Died roaring of course, but certainly a head-turner in her time.
Then there's Betty Blue. "The St Veronica of VaVa Voom" as one critic christened her. Volcanic, insatiable Betty with her gap-toothed pout and tiny skirts, never so sexy as when she was torching beach huts and maiming the customers in the pizzeria where she worked. Her impetuousness turned to mania and it all ended in tears, but not before Beatrice Dalle inspired a generation of teenage film students with lust or envy, depending on whether you were a boy or a girl when the movie came out in 1986.
And who can forget the tightly buttoned elegance of Catherine Deneuve's beautiful, neurotic Severine in Belle De Jour?
These characters and the women who played them have rightly taken their places in the pantheon of fashion icons. Betty in the bathroom with her smeared lipstick and home-shorn hair. Severine, off to the brothel in her impeccable trenchcoat. Complex women, damaged women, their style and their status as bywords for style in our culture are intrinsically linked to their fragile mental states.

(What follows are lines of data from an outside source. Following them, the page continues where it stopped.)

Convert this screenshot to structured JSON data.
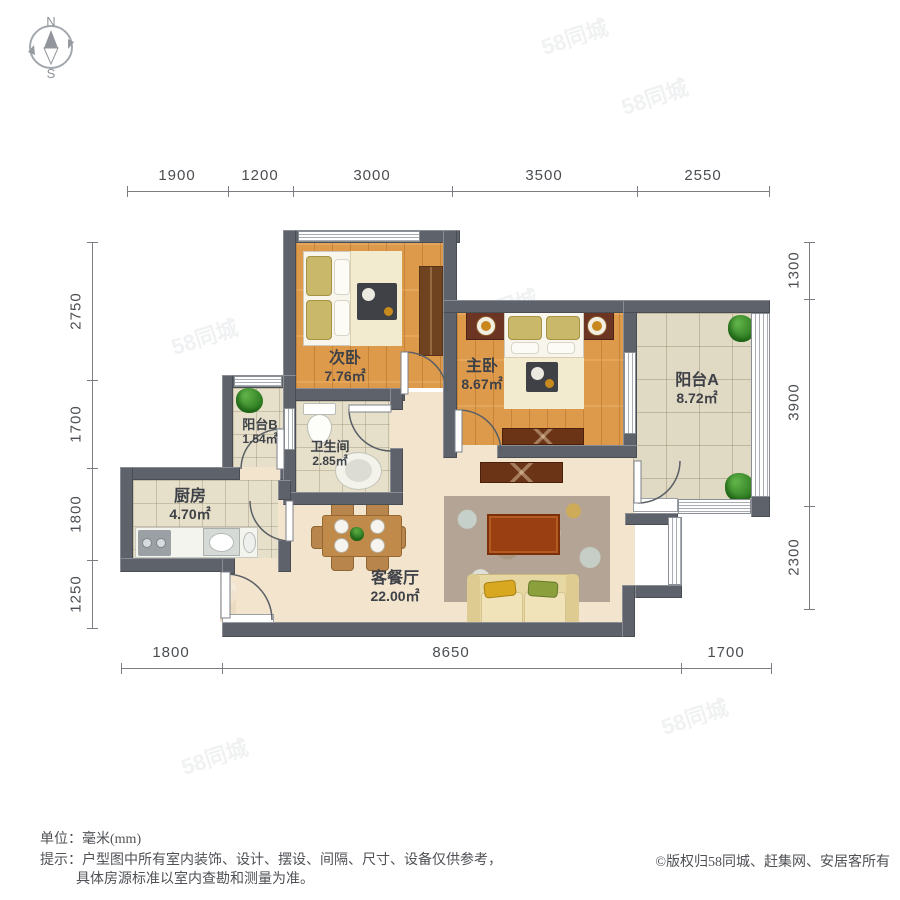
{
  "compass": {
    "north": "N",
    "south": "S"
  },
  "dimensions": {
    "unit": "mm",
    "top": [
      "1900",
      "1200",
      "3000",
      "3500",
      "2550"
    ],
    "left": [
      "2750",
      "1700",
      "1800",
      "1250"
    ],
    "right": [
      "1300",
      "3900",
      "2300"
    ],
    "bottom": [
      "1800",
      "8650",
      "1700"
    ]
  },
  "rooms": {
    "secondary_bedroom": {
      "name": "次卧",
      "area": "7.76㎡"
    },
    "master_bedroom": {
      "name": "主卧",
      "area": "8.67㎡"
    },
    "balcony_a": {
      "name": "阳台A",
      "area": "8.72㎡"
    },
    "balcony_b": {
      "name": "阳台B",
      "area": "1.54㎡"
    },
    "bathroom": {
      "name": "卫生间",
      "area": "2.85㎡"
    },
    "kitchen": {
      "name": "厨房",
      "area": "4.70㎡"
    },
    "living_dining": {
      "name": "客餐厅",
      "area": "22.00㎡"
    }
  },
  "footer": {
    "unit_label": "单位：",
    "unit_value": "毫米(mm)",
    "tip_label": "提示：",
    "tip_line1": "户型图中所有室内装饰、设计、摆设、间隔、尺寸、设备仅供参考，",
    "tip_line2": "具体房源标准以室内查勘和测量为准。",
    "copyright": "©版权归58同城、赶集网、安居客所有"
  },
  "watermark": "58同城",
  "colors": {
    "wall": "#5d626b",
    "wood_floor": "#dd9a4b",
    "tile_floor": "#e0d9c4",
    "living_floor": "#f2e4cd",
    "plant": "#2f7d22",
    "accent_wood": "#6b3416"
  }
}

It wasn't just the French who got it either. Hitchcock was quick to cotton on to what audiences like to see. "Torture the women" he said, taking the quote from the playwright Sardou.
It was a maxim he adhered to rigidly, both in his plots and in real life. Marion Crane in Psycho, Melanie Daniels in The Birds, Marnie Edgar in Marnie, all of these female characters were distingushed as much by their mental quirks, their indiscretions, their sexual compulsions as they were by their icy blonde beauty and impeccable outfits. The actresses who played them, Janet Leigh and Tippi Hedren, owe their current status as style icons to their time as "Hitch's girls".
There is a compelling attraction in the sight of watching beauty suffer.
Unpalatable as it may be, we cannot tear ourselves away from the fascination of degeneration, whether of the body, or the mind, especially when it happens right before our eyes. How else to explain our current fetishisation of Winehouse in her ever-deteriorating state as the ravages of her drug addiction set in?
Seeing her staggering through the front pages now, drunk and disoriented, her skin raddled from impetigo and the scars of self-harm, I like to think that wasn't what inspired Lagerfeld when he sent his models down the runway in their Amy-inspired beehives. I like to think he was celebrating the originality, the singularity of Winehouse, with her raw talent and bullshit-free persona.
And it makes sense for Lagerfeld, a designer with a mania for the new, the next, the future tense, to see what a special and rare thing she is in a world where our individual style comes pre-packaged and ready-to-wear.
The question now is, as the headlines get louder and the stories more shocking and the liquid eyeliner pens fly out the door, how big an appetite do we have for her madness, for her degeneration, her suffering?
A pretty much insatiable one, if the enduring popularity of Hitchcock films is anything to go by.
Tortured women will never go out of fashion.